Myocarditis is a known side effect of the mRNA COVID-19 vaccines and can cause death, according to previous research and medical examiners. Symptoms included chest pain, trouble sleeping, and fever. While many people who experience myocarditis after vaccination are discharged from the hospital within a day or two, they can still suffer from long-term problems.

The new study classified 1 in 5 vaccine-induced myocarditis cases as severe. Those cases involved one or more of the following: intensive care unit admission, fulminant myocarditis, usage of extracorporeal membrane oxygenation, heart transplantation, and death.

“A fifth of the cases were determined to be serious,” Bostom said. “It’s disturbing.”

Reporting System

South Korea’s government established a reporting system for all adverse events following vaccination before COVID-19 vaccines were rolled out, tying it to a national compensation system that pays for medical expenses related to the adverse events.

The system even provides compensation to people who cannot establish causality to a vaccine but provide evidence such as temporal association, or the event happening soon after vaccination. Authorities also grant money to people who suffer mild effects.

More than 20,000 people were compensated through the program as of August 2022.

In contrast, the system in the United States has compensated just four people as of May 1, and rejected a number whose doctors diagnosed them with vaccine injuries.
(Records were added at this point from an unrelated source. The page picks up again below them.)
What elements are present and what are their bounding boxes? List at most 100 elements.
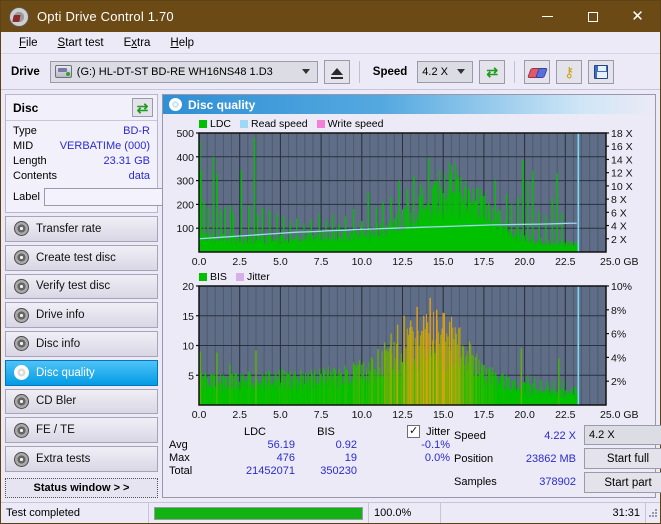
- legend-swatch: [317, 120, 325, 128]
- stats-header-bis: BIS: [295, 426, 357, 438]
- legend-swatch: [236, 273, 244, 281]
- legend-swatch: [199, 273, 207, 281]
- ldc-chart-svg: 1002003004005002 X4 X6 X8 X10 X12 X14 X1…: [165, 130, 652, 270]
- menu-file[interactable]: File: [9, 35, 48, 51]
- page-title: Disc quality: [188, 98, 255, 112]
- eject-icon: [331, 68, 343, 75]
- sidebar-item-label: Drive info: [36, 309, 85, 321]
- bis-chart: BIS Jitter 51015202%4%6%8%10%0.02.55.07.…: [165, 270, 653, 423]
- legend-label: BIS: [210, 271, 227, 283]
- sidebar-item-label: FE / TE: [36, 424, 75, 436]
- status-window-button[interactable]: Status window > >: [5, 478, 158, 498]
- stats-grid: LDC BIS ✓ Jitter Avg 56.19 0.92 -0.1% Ma…: [169, 425, 454, 477]
- menu-extra[interactable]: Extra: [114, 35, 161, 51]
- disc-panel-header: Disc ⇄: [6, 95, 157, 121]
- ldc-chart: LDC Read speed Write speed 1002003004005…: [165, 117, 653, 270]
- svg-text:5.0: 5.0: [273, 256, 288, 268]
- bis-chart-svg: 51015202%4%6%8%10%0.02.55.07.510.012.515…: [165, 283, 652, 423]
- jitter-label: Jitter: [426, 426, 450, 438]
- sidebar-item-fe-te[interactable]: FE / TE: [5, 417, 158, 443]
- charts-area: LDC Read speed Write speed 1002003004005…: [163, 114, 655, 423]
- disc-rows: Type BD-R MID VERBATIMe (000) Length 23.…: [6, 121, 157, 212]
- svg-text:17.5: 17.5: [474, 256, 495, 268]
- resize-grip[interactable]: [646, 506, 660, 520]
- sidebar-item-disc-info[interactable]: Disc info: [5, 331, 158, 357]
- legend-swatch: [240, 120, 248, 128]
- disc-icon: [14, 221, 29, 236]
- svg-text:17.5: 17.5: [474, 409, 495, 421]
- stats-row-label: Avg: [169, 439, 215, 451]
- speed-readout-value: 4.22 X: [506, 430, 576, 442]
- menu-bar: File Start test Extra Help: [1, 32, 660, 54]
- menu-help[interactable]: Help: [160, 35, 204, 51]
- drive-select[interactable]: (G:) HL-DT-ST BD-RE WH16NS48 1.D3: [50, 61, 318, 83]
- drive-label: Drive: [7, 66, 44, 78]
- svg-text:10 X: 10 X: [611, 181, 633, 193]
- eject-button[interactable]: [324, 60, 350, 84]
- menu-file-rest: ile: [26, 37, 38, 49]
- speed-select[interactable]: 4.2 X: [417, 61, 473, 83]
- speed-readout-label: Speed: [454, 430, 506, 442]
- legend-label: Jitter: [247, 271, 270, 283]
- stats-table: LDC BIS ✓ Jitter Avg 56.19 0.92 -0.1% Ma…: [169, 425, 454, 493]
- svg-text:300: 300: [176, 176, 194, 188]
- sidebar-item-transfer-rate[interactable]: Transfer rate: [5, 216, 158, 242]
- sidebar-item-drive-info[interactable]: Drive info: [5, 302, 158, 328]
- close-button[interactable]: ✕: [615, 1, 660, 32]
- main-panel-header: Disc quality: [163, 95, 655, 114]
- disc-icon: [14, 279, 29, 294]
- svg-text:22.5: 22.5: [555, 256, 576, 268]
- eraser-icon: [529, 66, 545, 77]
- svg-text:15.0: 15.0: [433, 409, 454, 421]
- disc-panel-title: Disc: [13, 101, 38, 115]
- position-readout-value: 23862 MB: [506, 453, 576, 465]
- menu-help-rest: elp: [179, 37, 194, 49]
- svg-text:4%: 4%: [611, 352, 626, 364]
- jitter-checkbox[interactable]: ✓: [407, 425, 420, 438]
- status-message: Test completed: [1, 503, 149, 523]
- progress-bar: [154, 507, 363, 520]
- legend-swatch: [199, 120, 207, 128]
- close-icon: ✕: [631, 9, 644, 24]
- save-button[interactable]: [588, 60, 614, 84]
- disc-refresh-button[interactable]: ⇄: [132, 98, 153, 117]
- svg-text:12.5: 12.5: [392, 256, 413, 268]
- menu-start-test[interactable]: Start test: [48, 35, 114, 51]
- chevron-down-icon: [302, 69, 310, 74]
- status-bar: Test completed 100.0% 31:31: [1, 502, 660, 523]
- sidebar-item-create-test-disc[interactable]: Create test disc: [5, 245, 158, 271]
- sidebar-item-label: Extra tests: [36, 453, 90, 465]
- maximize-button[interactable]: [570, 1, 615, 32]
- sidebar-item-disc-quality[interactable]: Disc quality: [5, 360, 158, 386]
- test-speed-select[interactable]: 4.2 X: [584, 425, 661, 445]
- bis-chart-legend: BIS Jitter: [165, 270, 653, 283]
- sidebar-item-verify-test-disc[interactable]: Verify test disc: [5, 274, 158, 300]
- svg-text:7.5: 7.5: [314, 256, 329, 268]
- sidebar-item-cd-bler[interactable]: CD Bler: [5, 389, 158, 415]
- disc-row-key: MID: [13, 139, 33, 154]
- title-bar: Opti Drive Control 1.70 ✕: [1, 1, 660, 32]
- svg-text:2.5: 2.5: [232, 409, 247, 421]
- disc-icon: [14, 394, 29, 409]
- legend-label: LDC: [210, 118, 231, 130]
- legend-label: Read speed: [251, 118, 308, 130]
- progress-cell: [149, 503, 369, 523]
- svg-text:200: 200: [176, 199, 194, 211]
- jitter-toggle[interactable]: ✓ Jitter: [357, 425, 454, 438]
- erase-button[interactable]: [524, 60, 550, 84]
- stats-max-bis: 19: [295, 452, 357, 464]
- progress-fill: [155, 508, 362, 519]
- minimize-button[interactable]: [525, 1, 570, 32]
- disc-row-value: 23.31 GB: [104, 154, 150, 169]
- start-full-button[interactable]: Start full: [584, 448, 661, 469]
- disc-row-key: Type: [13, 124, 37, 139]
- stats-total-bis: 350230: [295, 465, 357, 477]
- sidebar-item-extra-tests[interactable]: Extra tests: [5, 446, 158, 472]
- svg-text:20.0: 20.0: [514, 409, 535, 421]
- test-readout: Speed 4.22 X Position 23862 MB Samples 3…: [454, 425, 576, 493]
- svg-text:8%: 8%: [611, 305, 626, 317]
- refresh-button[interactable]: ⇄: [479, 60, 505, 84]
- start-part-button[interactable]: Start part: [584, 472, 661, 493]
- legend-item-ldc: LDC: [199, 118, 231, 130]
- key-button[interactable]: ⚷: [556, 60, 582, 84]
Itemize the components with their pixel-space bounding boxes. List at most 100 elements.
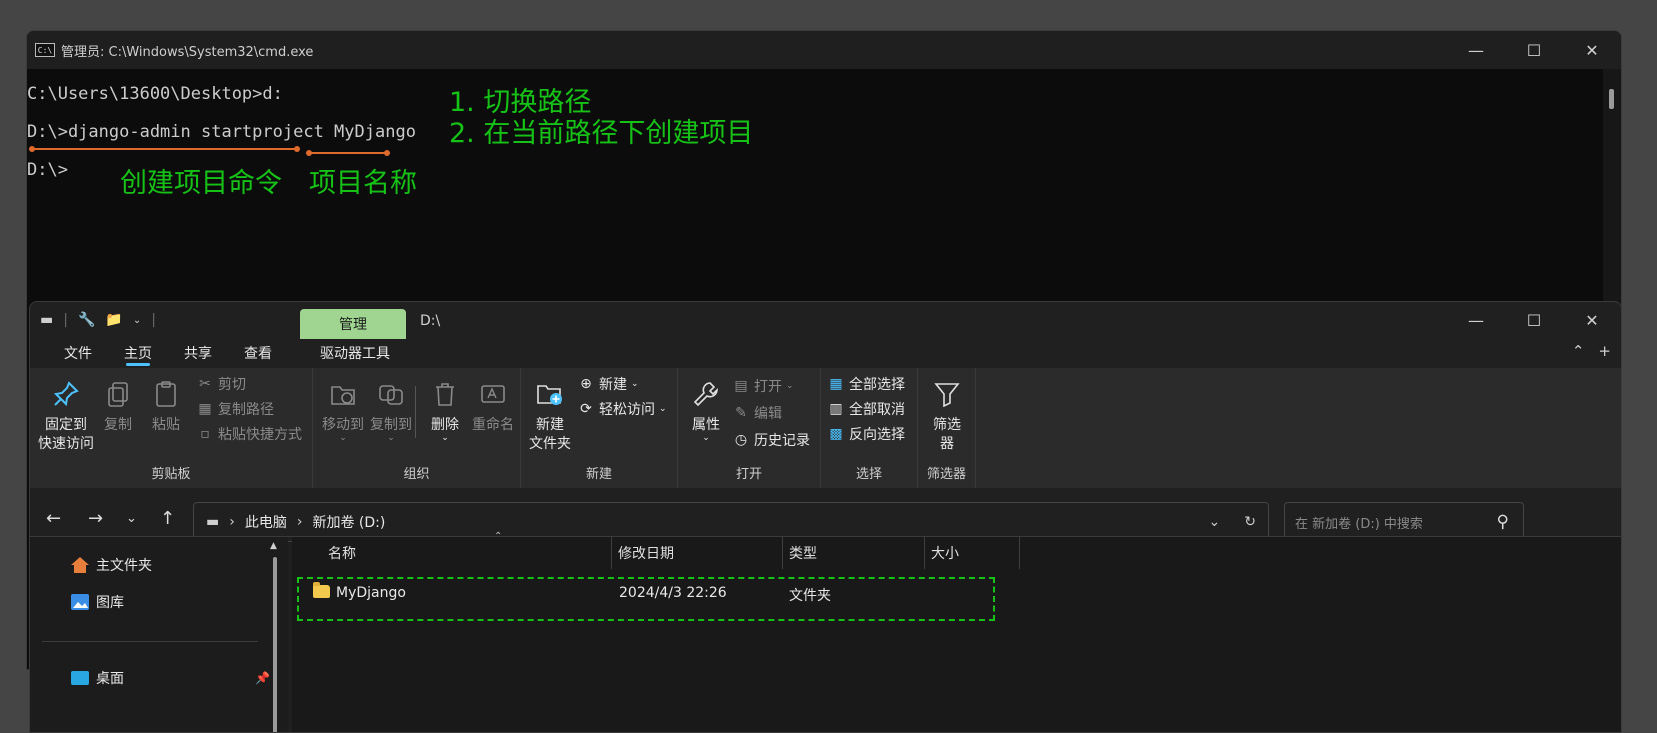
navigation-pane: 主文件夹 图库 桌面 📌 ▲ — [30, 537, 288, 732]
collapse-ribbon-icon[interactable]: ⌃ — [1572, 342, 1585, 360]
nav-item-desktop[interactable]: 桌面 📌 — [70, 668, 270, 688]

Both countries require health care workers to report certain events after vaccination, such as myocarditis, though not all cases have been reported, at least in the United States.

U.S. officials have reviewed autopsies done on people who died after receiving COVID-19 vaccines but have refused to release them. In an update in February, officials said they would provide some information from the autopsy reports but to date have not done so.

Correction: A previous version of this article inaccurately listed numbers for which vaccines were received by the deceased and how many myocarditis cases were caused by non-mRNA vaccines. Some of the deceased received AstraZeneca’s vaccine. Eighteen myocarditis cases were identified in recipients of non-mRNA vaccines. The Epoch Times regrets the errors.